I was incredibly grateful, then, to learn about the Trent@Montreat conference that I attended in April of that year. Trent@Monteat is a unique conference where participants can sign up for a particular “track” that explores a specific area of practical ministry while participating in worship and social times as a large group. I was overjoyed to learn that one of the tracks for the 2016 conference was titled, “Staff as a Gift Instead of a Headache.”
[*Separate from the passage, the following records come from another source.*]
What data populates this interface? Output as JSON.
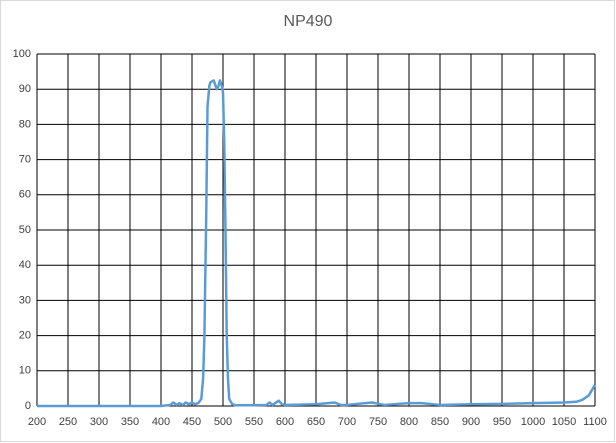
{
  "chart_data": {
    "type": "line",
    "title": "NP490",
    "x": [
      200,
      250,
      300,
      350,
      400,
      415,
      420,
      425,
      430,
      435,
      440,
      445,
      450,
      455,
      460,
      465,
      468,
      470,
      473,
      475,
      478,
      480,
      485,
      488,
      490,
      493,
      495,
      498,
      500,
      502,
      504,
      506,
      508,
      510,
      515,
      520,
      550,
      570,
      575,
      580,
      590,
      595,
      600,
      650,
      680,
      690,
      700,
      740,
      760,
      800,
      820,
      850,
      900,
      950,
      1000,
      1050,
      1070,
      1080,
      1090,
      1100
    ],
    "values": [
      0,
      0,
      0,
      0,
      0,
      0.3,
      1,
      0.3,
      0.8,
      0.3,
      1,
      0.5,
      1,
      0.5,
      0.8,
      2,
      8,
      20,
      55,
      85,
      91,
      92,
      92.5,
      91,
      90,
      91,
      92.5,
      91,
      89,
      75,
      50,
      20,
      8,
      2,
      0.5,
      0.2,
      0.2,
      0.3,
      1,
      0.3,
      1.5,
      0.5,
      0.3,
      0.5,
      1,
      0.3,
      0.3,
      1,
      0.3,
      0.8,
      0.8,
      0.3,
      0.5,
      0.6,
      0.8,
      1,
      1.2,
      1.8,
      3,
      6
    ],
    "color": "#5b9bd5",
    "xlim": [
      200,
      1100
    ],
    "xticks": [
      200,
      250,
      300,
      350,
      400,
      450,
      500,
      550,
      600,
      650,
      700,
      750,
      800,
      850,
      900,
      950,
      1000,
      1050,
      1100
    ],
    "ylim": [
      0,
      100
    ],
    "yticks": [
      0,
      10,
      20,
      30,
      40,
      50,
      60,
      70,
      80,
      90,
      100
    ],
    "grid": true
  }
}
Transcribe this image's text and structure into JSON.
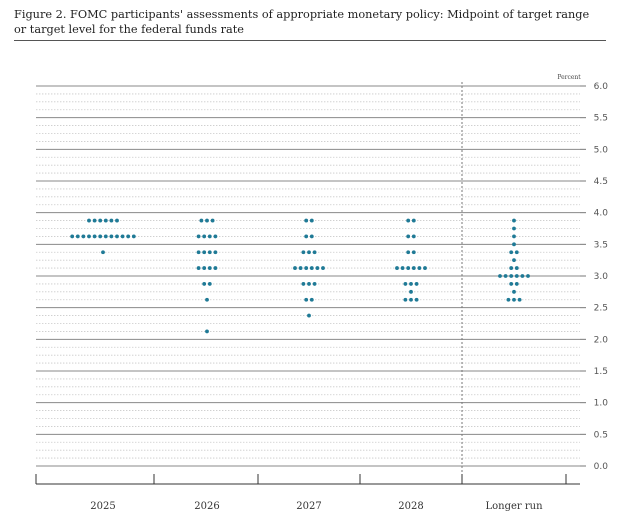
{
  "caption_line1": "Figure 2. FOMC participants' assessments of appropriate monetary policy: Midpoint of target range",
  "caption_line2": "or target level for the federal funds rate",
  "chart_data": {
    "type": "scatter",
    "subtype": "dot plot",
    "title": "Figure 2. FOMC participants' assessments of appropriate monetary policy: Midpoint of target range or target level for the federal funds rate",
    "ylabel": "Percent",
    "ylim": [
      0,
      6.0
    ],
    "ytick_labels": [
      "0.0",
      "0.5",
      "1.0",
      "1.5",
      "2.0",
      "2.5",
      "3.0",
      "3.5",
      "4.0",
      "4.5",
      "5.0",
      "5.5",
      "6.0"
    ],
    "categories": [
      "2025",
      "2026",
      "2027",
      "2028",
      "Longer run"
    ],
    "dot_color": "#1f7a96",
    "grid": true,
    "series": [
      {
        "category": "2025",
        "points": [
          {
            "y": 3.875,
            "count": 6
          },
          {
            "y": 3.625,
            "count": 12
          },
          {
            "y": 3.375,
            "count": 1
          }
        ]
      },
      {
        "category": "2026",
        "points": [
          {
            "y": 3.875,
            "count": 3
          },
          {
            "y": 3.625,
            "count": 4
          },
          {
            "y": 3.375,
            "count": 4
          },
          {
            "y": 3.125,
            "count": 4
          },
          {
            "y": 2.875,
            "count": 2
          },
          {
            "y": 2.625,
            "count": 1
          },
          {
            "y": 2.125,
            "count": 1
          }
        ]
      },
      {
        "category": "2027",
        "points": [
          {
            "y": 3.875,
            "count": 2
          },
          {
            "y": 3.625,
            "count": 2
          },
          {
            "y": 3.375,
            "count": 3
          },
          {
            "y": 3.125,
            "count": 6
          },
          {
            "y": 2.875,
            "count": 3
          },
          {
            "y": 2.625,
            "count": 2
          },
          {
            "y": 2.375,
            "count": 1
          }
        ]
      },
      {
        "category": "2028",
        "points": [
          {
            "y": 3.875,
            "count": 2
          },
          {
            "y": 3.625,
            "count": 2
          },
          {
            "y": 3.375,
            "count": 2
          },
          {
            "y": 3.125,
            "count": 6
          },
          {
            "y": 2.875,
            "count": 3
          },
          {
            "y": 2.75,
            "count": 1
          },
          {
            "y": 2.625,
            "count": 3
          }
        ]
      },
      {
        "category": "Longer run",
        "points": [
          {
            "y": 3.875,
            "count": 1
          },
          {
            "y": 3.75,
            "count": 1
          },
          {
            "y": 3.625,
            "count": 1
          },
          {
            "y": 3.5,
            "count": 1
          },
          {
            "y": 3.375,
            "count": 2
          },
          {
            "y": 3.25,
            "count": 1
          },
          {
            "y": 3.125,
            "count": 2
          },
          {
            "y": 3.0,
            "count": 6
          },
          {
            "y": 2.875,
            "count": 2
          },
          {
            "y": 2.75,
            "count": 1
          },
          {
            "y": 2.625,
            "count": 3
          }
        ]
      }
    ]
  }
}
In sessions with several others pastors who found themselves in similar situations, we met with the Rev. Millie Snyder, the Executive Pastor of Myers Park Presbyterian Church in Charlotte, North Carolina. Millie led us in team building exercises we could use with our own church staffs. She walked through how you could lead weekly meetings, conduct regular evaluations, organize requests for vacation time, write job descriptions, observe appropriate boundaries, schedule ministry, and go through hiring processes. She sent us links to particular documents that she uses in her ministry for things like scheduling vacations and policies around personnel issues.
Millie then welcomed our questions, and she and the group helped us to develop strategies to address particular challenges in our congregations. Then, after we had been back in our contexts for a month, she e-mailed the group to follow up and see where we were in our plans.
Having these resources, peers, and an experienced leader is such an asset as I navigate these questions for the first time! Learning in this way is essential to our continual growth as pastors in congregations, and learning experiences like Trent@Montreat are most appropriately offered to us once we have completed our formal theological education. Without the practical experience and the frequent feelings of failure and inadequacy that regularly accompany days in pastoral ministry, lessons about team-building and staff management are hollow. You cannot manufacture these experiences in a classroom or in an internship. They must be learned by necessity and because we are continually called to grow.
Our continual growth in the practice of ministry is one of the ways we live out our sanctification, a theological concept that we do learn in seminary. The Holy Spirit is continually calling us to into deeper faithfulness, not complacency. We need peers who push us beyond ourselves to realize God’s call on our life, mentors and coaches who can give us practical tools to utilize in our ministry, and ongoing opportunities for learning so that the Church might continue to become the fully-functioning Body of Christ.
Andrew C. Whaley is the pastor and head of staff at Raleigh Court Presbyterian Church in Roanoke, Virginia. A native of Knoxville, Tennessee, he is a graduate of Rhodes College where he double majored in theatre and religious studies. In 2011 he graduated from Columbia Theological Seminary. Andrew previously served the First Presbyterian Church of Jefferson City, Tennessee. He is married to Rebecca and they have two children, Simon (5) and Joanna (2.5). He loves to eat good food, hear hilarious stories, play bad golf, run slowly and regularly, and cheer for lackluster sports teams (the University of Tennessee football team and the Atlanta Braves).